At Carnegie Hall, Russian violinist Vadim Repin will play Shostakovich’s Violin Concerto No. 1 with the Saint Louis Symphony on October 29. Yo-Yo Ma will give a solo recital on October 15; Midori will perform in a duo recital with pianist Robert McDonald on October 22; and Emanuel Ax arrives on December 6. James Levine and the musicians from the Met will play a series of concerts, with pianist Evgeny Kissin (November 7) and mezzo Olga Borodina (December 5). Kissin will also give a solo recital on December 4, playing the music of his mother Russia by Rachmaninoff, Scriabin, and Balakirev.

OPERA

Metropolitan Opera
On September 27 Plácido Domingo, playing Canio in Pagliacci, kicks off the Met season for a record eighteenth time. Pagliacci will be paired, per convention, with Cavalleria Rusticana. The Met’s fall season also includes Moses und Aron and Lucia di Lammermoor, in an original version never before seen at the Met. Domingo returns on October 2 to sing the title role in Otello; Barbara Frittoli is Desdemona, and James Morris is Iago. Aida begins October 8, with Deborah Voigt in the title role. Tosca begins October 14, with Elizabeth Holleque, Eva Marton, and Carol Vaness splitting the title role opposite Luciano Pavarotti, Kristján Jóhannsson, and Richard Leech as Cavaradossi. The Jonathan Miller staging of Le Nozze di Figaro returns the following week (October 21).
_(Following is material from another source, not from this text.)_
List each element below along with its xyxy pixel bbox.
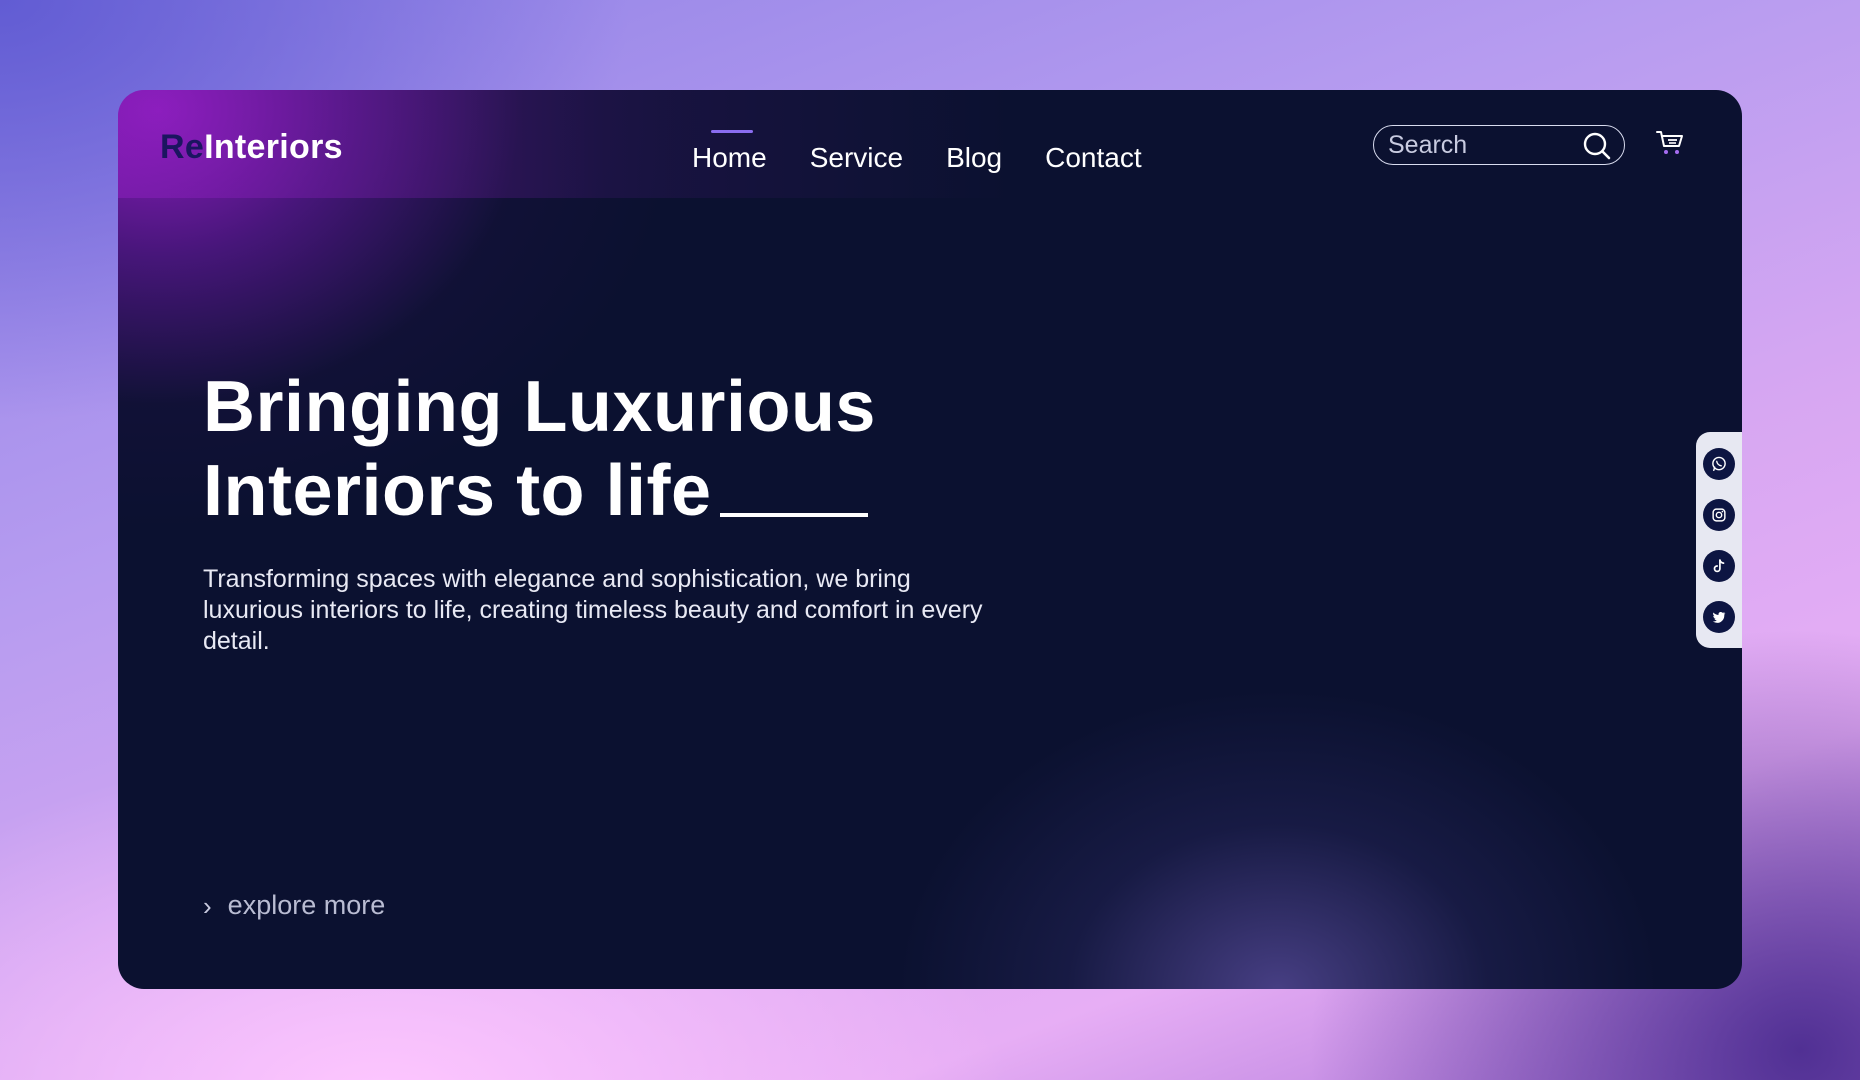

Mefistofele, which hasn’t been seen on the Met stage since 1926, opens November 5 with Samuel Ramey as the Devil, Maria Guleghina playing dual roles as Margherita and Elena, and Richard Leech as Faust. A new production of Tristan und Isolde follows on November 22 with Jane Eaglen and Ben Heppner in the title roles. The Met closes out the fall season with Rigoletto (December 24).

New York City Opera
City Opera opens its season on September 11 with the Mark Lamos production of Madama Butterfly, with a cast including Camilla Tilling, Oksana Krovytska, Rafael Rojas, and James Maddalena. On September 14, Rossini’s seldom-seen Il Viaggio a Reims opens with Jeffrey Francis, Barry Banks, and Roberto Scaltriti, all making their City Opera debuts. September 26 brings a new production of Ariodante. Falstaff, conducted by Leon Major, opens October 26, with Mark Delazan in the title role. Among the other new productions are two that premiered this summer at Glimmerglass: The Abduction From the Seraglio opens October 31; Central Park, a trio of contemporary one-acts, opens on November 12. Also this fall: a revival of Carmen on October 10, and the Lotfi Mansouri production of The Magic Flute.

Kids

The New York Philharmonic will be performing the Young People’s Concerts on October 16 and November 20 at Avery Fisher Hall, hosted by André Previn and Bobby McFerrin. The Philharmonic will also offer performances of Act Two of The Nutcracker with guest conductor André Previn and Alicia de Larrocha on piano (December 16-18).

In addition to the annual Peter Schickele/P.D.Q. Bach concert December 29, Carnegie Hall will present the Orchestra of St. Luke’s on October 9 and the Saint Louis Symphony October 30.

On October 23, the Little Orchestra Society will throw a costume party at Avery Fisher Hall; kids ages 6 to 12 are invited to hear performances of songs from The Wizard of Oz. On December 4, the orchestra will play Gian Carlo Menotti’s Amahl and the Night Visitors.